The arrival of gene doping can be traced directly to the cracking of the human genome and the emergence of gene therapy, which is used to treat a variety of diseases including cancer. According to Friedmann, WADA has established a research program that plans to design new tests for gene doping, based on technologies developed around the Human Genome Project. Historically, to discover genetic changes it was necessary to test the muscle or bone that had undergone the change. But after taking a close look at this in the lab, Friedmann believes there are effective ways of testing tissue, blood or urine to see if the body has been genetically altered. "There are interesting preliminary results, but I can't expand on that," Friedmann says. Just how soon this research will translate into a marketplace-ready test for gene doping is anyone's guess. There is no timeline because there are so many different genes involved. "This idea still needs to prove itself," Friedmann says. "But we're all encouraged by the results, and WADA very much wants to be ahead of the curve on this and has funded a dozen or more labs on gene doping."

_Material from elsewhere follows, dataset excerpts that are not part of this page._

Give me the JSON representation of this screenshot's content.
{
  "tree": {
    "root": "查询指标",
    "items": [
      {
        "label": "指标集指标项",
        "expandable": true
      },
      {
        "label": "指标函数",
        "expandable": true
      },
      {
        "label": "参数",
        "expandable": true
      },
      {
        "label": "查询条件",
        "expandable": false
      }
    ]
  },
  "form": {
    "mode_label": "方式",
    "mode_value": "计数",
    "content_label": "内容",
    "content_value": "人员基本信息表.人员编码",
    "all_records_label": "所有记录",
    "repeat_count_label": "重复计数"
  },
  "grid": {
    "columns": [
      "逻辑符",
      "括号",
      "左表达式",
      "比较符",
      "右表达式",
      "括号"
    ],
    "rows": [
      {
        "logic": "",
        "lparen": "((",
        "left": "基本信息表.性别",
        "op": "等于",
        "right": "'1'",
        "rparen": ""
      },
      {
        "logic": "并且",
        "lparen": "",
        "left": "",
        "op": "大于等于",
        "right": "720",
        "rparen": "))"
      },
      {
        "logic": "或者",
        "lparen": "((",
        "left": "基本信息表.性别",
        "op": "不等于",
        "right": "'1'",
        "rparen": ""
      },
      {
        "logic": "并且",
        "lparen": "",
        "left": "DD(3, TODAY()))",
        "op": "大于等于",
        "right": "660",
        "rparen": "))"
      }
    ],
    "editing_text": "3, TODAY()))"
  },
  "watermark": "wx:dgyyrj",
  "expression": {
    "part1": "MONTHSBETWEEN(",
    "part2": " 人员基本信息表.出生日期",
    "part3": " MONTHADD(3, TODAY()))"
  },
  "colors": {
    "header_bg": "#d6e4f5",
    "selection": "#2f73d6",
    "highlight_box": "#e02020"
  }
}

Of course, the issue of genetics is always attended by a variety of ethical questions, especially when mixed with the questions of athletes and cheating. It makes for inevitable quandaries. For example, as gene therapy becomes more commonplace in medical treatment, many athletes will undergo such procedures legitimately, and that will show up on any test. Friedmann says these athletes should be allowed to apply for an exemption. "This is all very subjective, but the hope is that it will be a fair process that will allow the athlete who has had gene therapy for legitimate reasons to state his or her purpose for it," he says. "The sporting authorities can then either accept or reject it."
As these Olympics continue, the more "traditional" ways of cheating through doping are still what concern Olympics officials most. But gene doping is looming on the horizon. Because it is so new and complicated, it still poses great risks: a handful of patients who have undergone gene therapy for diseases like leukemia have died. So Friedmann insists that sporting authorities must err on the side of caution. "If gene doping is happening already, as we suspect, it's being done unethically and with immature technology, and that makes it inherently very dangerous," Friedmann says. "Most of the information is already published and in the medical literature, the opportunity is there, there is the pressure on these athletes to perform, and of course so much money is potentially involved. Few of us would be shocked if something were going on at these Olympics. But whether anything is discovered during these next few weeks remains to be seen." Friedmann hopes the research he's doing now will lead to such discoveries at future Games.